The end result has put the DOT in a $1 billion deficit.
Just days before the audit was released, the state's transportation secretary Mrk Gottlieb resigned.
According to the report, 19 major highway projects cost twice as much as first estimated.
"It's not acceptable but it's not uncommon either," driver Paul Baumler said. "A lot of people low ball a bid and when the final project comes in, you're paying more than expected.
The report also discovered the cost of 16 ongoing projects increased by more than $3 billion.
There are discussions happening now to determine how to close the budget shortfall without major delays of key projects like the Zoo Interchange.
The interchange project is now delayed by two more years. The project is estimated to be fully complete by 2022.
One option to balance the budget is to raise transportation-related taxes and fees.
It's an alternative that brings in mixed opinions.
“I guess if you really want good roads and we need higher taxes at the gas pump, I think it’s okay," driver Rena Martin said. "We can’t go like this. Everything else is going up.
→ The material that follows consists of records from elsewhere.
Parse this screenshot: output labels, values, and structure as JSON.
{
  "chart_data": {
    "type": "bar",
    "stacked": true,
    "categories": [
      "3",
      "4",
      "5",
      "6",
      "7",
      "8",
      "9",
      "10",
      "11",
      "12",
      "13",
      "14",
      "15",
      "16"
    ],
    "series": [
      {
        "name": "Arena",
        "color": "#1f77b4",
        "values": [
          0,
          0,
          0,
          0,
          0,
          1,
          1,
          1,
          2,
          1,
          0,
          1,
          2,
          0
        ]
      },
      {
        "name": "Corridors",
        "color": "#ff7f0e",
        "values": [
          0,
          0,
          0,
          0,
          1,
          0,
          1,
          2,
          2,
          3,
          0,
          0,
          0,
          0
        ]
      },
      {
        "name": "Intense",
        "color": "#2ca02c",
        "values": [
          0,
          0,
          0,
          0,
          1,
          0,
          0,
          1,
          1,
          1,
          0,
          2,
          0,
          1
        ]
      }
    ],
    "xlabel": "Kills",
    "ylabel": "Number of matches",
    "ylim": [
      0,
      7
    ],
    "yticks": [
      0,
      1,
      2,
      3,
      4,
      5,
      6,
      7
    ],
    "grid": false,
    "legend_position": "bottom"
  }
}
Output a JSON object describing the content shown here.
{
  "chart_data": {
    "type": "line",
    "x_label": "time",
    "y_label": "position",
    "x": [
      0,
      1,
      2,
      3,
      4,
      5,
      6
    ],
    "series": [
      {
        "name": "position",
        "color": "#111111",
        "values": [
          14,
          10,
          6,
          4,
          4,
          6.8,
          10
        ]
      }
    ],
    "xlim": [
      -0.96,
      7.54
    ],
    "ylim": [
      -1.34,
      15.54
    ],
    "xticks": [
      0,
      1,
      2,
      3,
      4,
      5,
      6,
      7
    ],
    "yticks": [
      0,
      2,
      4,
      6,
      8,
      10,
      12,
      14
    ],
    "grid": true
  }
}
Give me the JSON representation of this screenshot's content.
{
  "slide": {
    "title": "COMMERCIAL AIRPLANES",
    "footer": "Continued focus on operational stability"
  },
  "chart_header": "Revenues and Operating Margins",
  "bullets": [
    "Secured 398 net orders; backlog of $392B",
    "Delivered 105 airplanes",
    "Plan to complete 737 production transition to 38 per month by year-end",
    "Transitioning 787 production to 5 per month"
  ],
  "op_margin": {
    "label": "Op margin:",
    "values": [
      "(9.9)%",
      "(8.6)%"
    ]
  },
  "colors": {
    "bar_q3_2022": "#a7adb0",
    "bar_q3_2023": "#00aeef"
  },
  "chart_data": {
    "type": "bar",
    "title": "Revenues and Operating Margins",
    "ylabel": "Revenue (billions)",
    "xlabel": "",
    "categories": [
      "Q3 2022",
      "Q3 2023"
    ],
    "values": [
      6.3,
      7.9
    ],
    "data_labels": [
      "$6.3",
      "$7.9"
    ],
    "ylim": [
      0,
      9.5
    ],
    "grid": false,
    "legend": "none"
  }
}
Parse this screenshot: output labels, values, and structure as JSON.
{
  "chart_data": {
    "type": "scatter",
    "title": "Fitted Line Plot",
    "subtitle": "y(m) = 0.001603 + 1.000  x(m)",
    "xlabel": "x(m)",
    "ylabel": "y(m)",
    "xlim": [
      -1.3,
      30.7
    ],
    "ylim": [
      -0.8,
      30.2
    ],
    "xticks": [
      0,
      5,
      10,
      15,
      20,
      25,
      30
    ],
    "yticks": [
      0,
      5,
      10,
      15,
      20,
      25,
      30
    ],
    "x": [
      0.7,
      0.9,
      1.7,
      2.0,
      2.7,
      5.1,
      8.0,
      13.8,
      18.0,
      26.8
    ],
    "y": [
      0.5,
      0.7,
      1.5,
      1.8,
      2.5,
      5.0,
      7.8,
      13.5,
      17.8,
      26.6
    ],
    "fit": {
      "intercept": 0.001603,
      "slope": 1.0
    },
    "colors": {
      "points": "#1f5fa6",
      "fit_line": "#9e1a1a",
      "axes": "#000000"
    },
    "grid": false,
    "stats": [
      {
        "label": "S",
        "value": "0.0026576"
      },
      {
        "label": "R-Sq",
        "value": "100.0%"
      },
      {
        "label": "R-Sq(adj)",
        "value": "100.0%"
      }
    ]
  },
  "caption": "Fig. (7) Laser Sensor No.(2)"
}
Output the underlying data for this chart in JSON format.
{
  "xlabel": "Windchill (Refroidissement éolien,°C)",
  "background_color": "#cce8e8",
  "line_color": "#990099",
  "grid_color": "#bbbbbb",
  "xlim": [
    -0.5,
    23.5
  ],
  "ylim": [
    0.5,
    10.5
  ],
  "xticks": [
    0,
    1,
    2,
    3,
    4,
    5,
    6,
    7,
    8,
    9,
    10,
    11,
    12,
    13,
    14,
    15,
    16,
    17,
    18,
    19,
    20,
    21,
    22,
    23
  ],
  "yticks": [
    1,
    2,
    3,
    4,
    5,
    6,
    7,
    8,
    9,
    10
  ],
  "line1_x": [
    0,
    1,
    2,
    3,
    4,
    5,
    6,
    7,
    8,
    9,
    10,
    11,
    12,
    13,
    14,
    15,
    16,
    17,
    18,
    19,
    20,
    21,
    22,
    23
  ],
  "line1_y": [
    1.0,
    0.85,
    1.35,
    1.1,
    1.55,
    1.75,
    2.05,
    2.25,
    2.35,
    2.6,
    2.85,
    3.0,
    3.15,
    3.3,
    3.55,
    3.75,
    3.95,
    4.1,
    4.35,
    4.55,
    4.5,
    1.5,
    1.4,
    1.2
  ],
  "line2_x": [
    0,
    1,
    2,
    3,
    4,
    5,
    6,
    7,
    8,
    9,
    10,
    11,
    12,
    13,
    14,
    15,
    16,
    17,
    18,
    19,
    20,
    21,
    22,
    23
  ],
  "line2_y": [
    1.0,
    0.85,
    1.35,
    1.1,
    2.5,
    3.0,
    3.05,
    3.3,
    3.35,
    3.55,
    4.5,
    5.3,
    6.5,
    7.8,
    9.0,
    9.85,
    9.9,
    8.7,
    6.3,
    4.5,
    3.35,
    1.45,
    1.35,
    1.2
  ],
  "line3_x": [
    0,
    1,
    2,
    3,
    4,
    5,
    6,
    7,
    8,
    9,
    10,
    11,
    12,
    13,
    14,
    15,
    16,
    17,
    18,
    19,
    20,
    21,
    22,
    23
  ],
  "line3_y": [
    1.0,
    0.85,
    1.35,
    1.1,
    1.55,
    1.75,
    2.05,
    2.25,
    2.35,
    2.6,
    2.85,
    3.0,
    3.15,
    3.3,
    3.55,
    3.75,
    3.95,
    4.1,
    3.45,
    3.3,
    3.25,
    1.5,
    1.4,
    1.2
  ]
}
The only thing that didn’t go up is my social security this year.”
"They need to look at the books again and stop pushing it on taxpayers," driver Sam Zarzana said. "We pay a lot of taxes as it is and I think they need to reconfigure things without stepping on the little guys."
The audit bureau also said the DOT could have done more to control engineering, construction and maintenance costs, and that it is not consistently using performance measures to improve its operations.
Michael Pyritz, a spokesperson for the Wisconsin DOT southeast region, would not comment on the audit.
New DOT Secretary Dave Ross sent out the following statement Thursday:
"My goal for the DOT is to maximize Wisconsin’s transportation infrastructure without increasing the burden on taxpayers. The Legislative Audit Bureau report provides a roadmap to improved efficiency and transparency at the DOT. As the new Secretary, I couldn’t ask for more timely help."
TODAY'S TMJ4 also reached out to Governor Walker's office for comment.
His spokesperson sent us the following statement:
"The bottom line is we shouldn't even be thinking about raising the gas tax or fees until we find every last cost savings at the DOT," spokesperson Tom Evenson said. "The audit shows we can find more savings. We welcome the opportunity to deliver services taxpayers expect at a price they can afford."